Fryer: Going forward, with partnerships such as this, each bank will have its own set of questions. But I’d say we’ve come a long way in figuring out how to effectively communicate what Enigio offers to the industry. Hopefully, this messaging will help when other banks enquire, as it reflects how we’ve developed the solution. That said, I expect many banks will still want to conduct their own checks and consult with regulators, which is natural.

 

GTR: Moving from proofs of concept to full production can be challenging. What are you focusing on, both in your internal discussions and with clients, to ensure a smooth path to the first live transaction and what will it look like? 

Fryer: We are very close to completing our first transaction. All internal and external approvals are in place, internal requirements have been met, and we have implemented the solution into production.

Throughout this process, our magnificent operations team have been instrumental. As they will be processing these instruments daily, they have been heavily involved in testing the solution, providing us feedback to refine the system’s functionality. We will continue to partner with Enigio to ensure scalability and future-proofing. Some of the critical features will include entitlement controls, auditability and full visibility at every stage. This level of oversight is essential to our future use cases for Enigio’s platform.

But for now, we have a clear idea of what the initial set of transactions will look like: a cross-border deal where funding goes directly to the seller, and we’ll assume possession and ownership of the bill of exchange. It’s important to note that this is different from what others in the industry are testing for their initial use cases. Our rollout will start with our largest existing transactions and most interested clients, focusing initially on the UK, and this will be our first step before we introduce this in other J.P. Morgan locations.

Zekkar: It’s actually a solid approach to focus on one use case and go full force with it. Once you’ve crossed that initial hurdle and feel confident, expanding becomes much easier. The first step is always the toughest, so it’s important not to try and tackle everything at once.

 

GTR: How might industry efforts support this next stage of growth?

Fryer: The ICC’s Digital Standards Initiative (DSI) recently released a self-assessment tool to prove the reliability of digital platforms. This will address the challenge of ensuring reliable systems, which has been a major issue for years.

Enigio provided us with a copy of their self-assessment form to support our internal due diligence. Ultimately we felt confident, but I can see how others might raise a similar line of questioning: ‘We have the Act, but how do we prove that a particular feature or functionality meets its requirements?’ The DSI’s new framework will help with this.

For the industry to truly scale, we also need other financial institutions to embrace digital bills of exchange. Much of our focus moving forward will be on advocacy – engaging with partner banks and raising awareness about what we’re doing. Without wider bank adoption – not just in creating, but also in purchasing digital bills of exchange – we’ll see some corporate interest, but to achieve real impact, the banks must come on board.

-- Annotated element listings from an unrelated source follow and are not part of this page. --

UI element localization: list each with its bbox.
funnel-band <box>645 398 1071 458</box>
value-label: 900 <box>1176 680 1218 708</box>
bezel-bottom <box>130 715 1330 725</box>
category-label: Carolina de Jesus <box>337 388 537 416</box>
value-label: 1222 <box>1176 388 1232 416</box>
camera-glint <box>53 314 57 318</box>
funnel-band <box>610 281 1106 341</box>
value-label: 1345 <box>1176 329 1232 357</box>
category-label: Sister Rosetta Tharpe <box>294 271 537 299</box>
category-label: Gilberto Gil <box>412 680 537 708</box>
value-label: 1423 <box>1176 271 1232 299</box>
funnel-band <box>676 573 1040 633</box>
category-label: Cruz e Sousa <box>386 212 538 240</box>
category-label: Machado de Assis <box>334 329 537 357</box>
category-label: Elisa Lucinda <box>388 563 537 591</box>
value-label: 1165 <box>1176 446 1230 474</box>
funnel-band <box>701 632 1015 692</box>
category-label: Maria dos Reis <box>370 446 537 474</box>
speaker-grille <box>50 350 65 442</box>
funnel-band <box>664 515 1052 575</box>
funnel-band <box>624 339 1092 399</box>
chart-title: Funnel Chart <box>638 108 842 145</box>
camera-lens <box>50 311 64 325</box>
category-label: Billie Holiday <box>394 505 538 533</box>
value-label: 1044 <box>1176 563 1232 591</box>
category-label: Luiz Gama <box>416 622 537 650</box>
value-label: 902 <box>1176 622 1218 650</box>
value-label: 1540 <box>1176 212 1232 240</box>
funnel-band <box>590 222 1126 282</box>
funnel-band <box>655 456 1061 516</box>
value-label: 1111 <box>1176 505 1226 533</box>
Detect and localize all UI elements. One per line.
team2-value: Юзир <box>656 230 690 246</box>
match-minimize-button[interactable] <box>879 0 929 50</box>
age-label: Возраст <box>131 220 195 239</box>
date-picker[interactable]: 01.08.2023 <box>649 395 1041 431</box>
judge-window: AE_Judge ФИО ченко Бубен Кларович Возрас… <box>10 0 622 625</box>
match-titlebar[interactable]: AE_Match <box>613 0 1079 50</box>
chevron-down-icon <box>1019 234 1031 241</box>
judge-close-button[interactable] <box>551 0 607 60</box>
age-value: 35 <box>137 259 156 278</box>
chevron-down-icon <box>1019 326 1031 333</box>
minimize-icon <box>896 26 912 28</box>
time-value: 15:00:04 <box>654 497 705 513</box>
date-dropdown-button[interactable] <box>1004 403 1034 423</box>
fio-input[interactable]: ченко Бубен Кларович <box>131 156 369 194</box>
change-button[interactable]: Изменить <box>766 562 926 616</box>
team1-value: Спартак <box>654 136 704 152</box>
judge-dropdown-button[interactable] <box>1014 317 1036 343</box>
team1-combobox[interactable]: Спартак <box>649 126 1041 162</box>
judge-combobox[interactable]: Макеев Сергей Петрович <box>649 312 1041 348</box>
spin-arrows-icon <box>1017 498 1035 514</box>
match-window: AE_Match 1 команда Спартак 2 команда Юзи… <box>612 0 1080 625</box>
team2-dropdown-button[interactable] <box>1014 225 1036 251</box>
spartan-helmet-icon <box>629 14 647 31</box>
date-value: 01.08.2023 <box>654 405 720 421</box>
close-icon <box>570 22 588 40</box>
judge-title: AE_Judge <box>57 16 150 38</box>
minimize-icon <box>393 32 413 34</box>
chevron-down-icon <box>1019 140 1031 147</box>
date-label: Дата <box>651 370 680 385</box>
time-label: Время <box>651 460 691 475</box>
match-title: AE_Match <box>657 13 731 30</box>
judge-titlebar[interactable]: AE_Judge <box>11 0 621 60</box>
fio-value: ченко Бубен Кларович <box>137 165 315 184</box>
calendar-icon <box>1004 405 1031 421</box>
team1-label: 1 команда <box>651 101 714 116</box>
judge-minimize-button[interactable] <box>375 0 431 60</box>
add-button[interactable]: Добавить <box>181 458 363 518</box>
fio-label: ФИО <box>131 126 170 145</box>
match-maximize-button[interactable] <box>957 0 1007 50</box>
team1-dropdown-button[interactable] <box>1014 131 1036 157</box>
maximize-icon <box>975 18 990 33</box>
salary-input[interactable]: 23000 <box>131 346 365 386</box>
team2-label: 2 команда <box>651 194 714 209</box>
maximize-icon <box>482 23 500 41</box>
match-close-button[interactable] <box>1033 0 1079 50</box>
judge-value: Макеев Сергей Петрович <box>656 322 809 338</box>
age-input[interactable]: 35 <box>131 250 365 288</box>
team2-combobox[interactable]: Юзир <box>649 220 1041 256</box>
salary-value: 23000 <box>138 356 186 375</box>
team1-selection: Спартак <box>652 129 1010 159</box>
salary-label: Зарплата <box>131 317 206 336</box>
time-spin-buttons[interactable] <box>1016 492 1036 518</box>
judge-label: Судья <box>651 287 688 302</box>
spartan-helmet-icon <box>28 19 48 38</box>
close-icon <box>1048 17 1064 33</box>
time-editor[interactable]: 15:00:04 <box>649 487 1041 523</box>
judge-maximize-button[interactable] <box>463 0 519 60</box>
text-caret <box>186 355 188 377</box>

Zekkar: Success comes down to structure, focus, transparency and trust. It’s been an enjoyable journey with J.P. Morgan, where high standards have pushed us to excel. Looking back, this collaboration has already helped drive significant growth.

But to scale, as Charlotte noted, we need broad participation. Everything is being digitalised; yet this remains the last bastion of trade finance that has not fully digitalised, and the banks can make this happen. The recent progress on reliable systems, led by ICC DSI, is a step forward. And the Model Law on Electronic Transferable Records is here to stay. Leaders like J.P. Morgan will show the way, and others will follow as they gain confidence, to everyone’s benefit. Banks can help keep their customers relevant by adding this value. In the end, this is about sustainability and inclusivity in trade, about making trade faster, cheaper and safer for all parties.